Minimising surface-code failures using a color-code decoder

TL;DR

This paper introduces a novel surface-code decoder that leverages color-code decoding algorithms to significantly reduce logical error rates in fault-tolerant quantum computing, especially under depolarising noise.

Contribution

It presents a new decoder for the surface code based on mapping to the color code, achieving exponential improvements in logical error rates over existing methods.

Findings

Decodes all weight d/2 depolarising errors for even code distance d.

Reduces logical error rate exponentially by O(2^{d/2}) compared to traditional decoders.

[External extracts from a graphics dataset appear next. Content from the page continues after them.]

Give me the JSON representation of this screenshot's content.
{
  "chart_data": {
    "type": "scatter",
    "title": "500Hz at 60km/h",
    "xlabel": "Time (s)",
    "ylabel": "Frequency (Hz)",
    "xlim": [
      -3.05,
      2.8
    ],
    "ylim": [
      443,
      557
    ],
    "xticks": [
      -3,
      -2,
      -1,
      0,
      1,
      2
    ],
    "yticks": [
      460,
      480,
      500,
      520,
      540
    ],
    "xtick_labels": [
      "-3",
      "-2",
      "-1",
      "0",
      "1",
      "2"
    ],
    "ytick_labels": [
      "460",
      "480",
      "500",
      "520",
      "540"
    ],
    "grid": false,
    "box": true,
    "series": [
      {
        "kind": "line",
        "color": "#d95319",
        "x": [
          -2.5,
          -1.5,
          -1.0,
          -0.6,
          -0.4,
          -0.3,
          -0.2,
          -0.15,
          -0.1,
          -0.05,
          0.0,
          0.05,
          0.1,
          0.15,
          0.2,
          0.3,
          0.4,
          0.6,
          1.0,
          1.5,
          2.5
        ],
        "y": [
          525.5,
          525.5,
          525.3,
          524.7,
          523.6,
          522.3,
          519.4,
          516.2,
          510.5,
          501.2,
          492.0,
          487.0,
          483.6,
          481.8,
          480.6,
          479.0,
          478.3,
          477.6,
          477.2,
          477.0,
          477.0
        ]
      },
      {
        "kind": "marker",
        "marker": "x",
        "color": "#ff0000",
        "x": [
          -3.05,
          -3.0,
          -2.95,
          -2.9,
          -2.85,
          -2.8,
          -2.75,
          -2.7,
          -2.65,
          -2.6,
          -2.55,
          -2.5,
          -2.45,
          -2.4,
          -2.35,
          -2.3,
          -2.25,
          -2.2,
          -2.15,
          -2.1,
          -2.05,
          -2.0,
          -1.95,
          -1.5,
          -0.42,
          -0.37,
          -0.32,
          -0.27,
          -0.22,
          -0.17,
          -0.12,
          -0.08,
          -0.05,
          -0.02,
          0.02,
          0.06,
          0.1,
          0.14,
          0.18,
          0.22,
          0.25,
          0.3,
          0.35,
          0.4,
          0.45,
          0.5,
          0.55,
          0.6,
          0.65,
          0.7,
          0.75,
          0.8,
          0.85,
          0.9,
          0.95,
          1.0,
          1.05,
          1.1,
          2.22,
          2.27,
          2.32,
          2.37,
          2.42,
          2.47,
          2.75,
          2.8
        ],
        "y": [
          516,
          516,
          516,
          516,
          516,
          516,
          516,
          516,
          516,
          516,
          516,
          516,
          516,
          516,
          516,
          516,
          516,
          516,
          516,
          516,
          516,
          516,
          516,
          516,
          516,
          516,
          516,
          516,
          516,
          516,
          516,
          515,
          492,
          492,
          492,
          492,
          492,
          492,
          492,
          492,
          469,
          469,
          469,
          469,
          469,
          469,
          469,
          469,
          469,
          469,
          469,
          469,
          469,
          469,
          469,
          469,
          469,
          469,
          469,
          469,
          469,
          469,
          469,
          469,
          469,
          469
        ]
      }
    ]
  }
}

Demonstrates exponential improvement in correcting independent bit-flip errors in the color code.

Abstract

The development of practical, high-performance decoding algorithms reduces the resource cost of fault-tolerant quantum computing. Here we propose a decoder for the surface code that finds low-weight correction operators for errors produced by the depolarising noise model. The decoder is obtained by mapping the syndrome of the surface code onto that of the color code, thereby allowing us to adopt more sophisticated color-code decoding algorithms. Analytical arguments and exhaustive testing show that the resulting decoder can find a least-weight correction for all weight $d/2$ depolarising errors for even code distance $d$. This improves the logical error rate by an exponential factor $O(2^{d/2})$ compared with decoders that treat bit-flip and dephasing errors separately. We demonstrate this improvement with analytical arguments and supporting numerical simulations at low error rates. Of independent interest, we also demonstrate an exponential improvement in logical error rate for our decoder used to correct independent and identically distributed bit-flip errors affecting the color code compared with more conventional color-code decoding algorithms.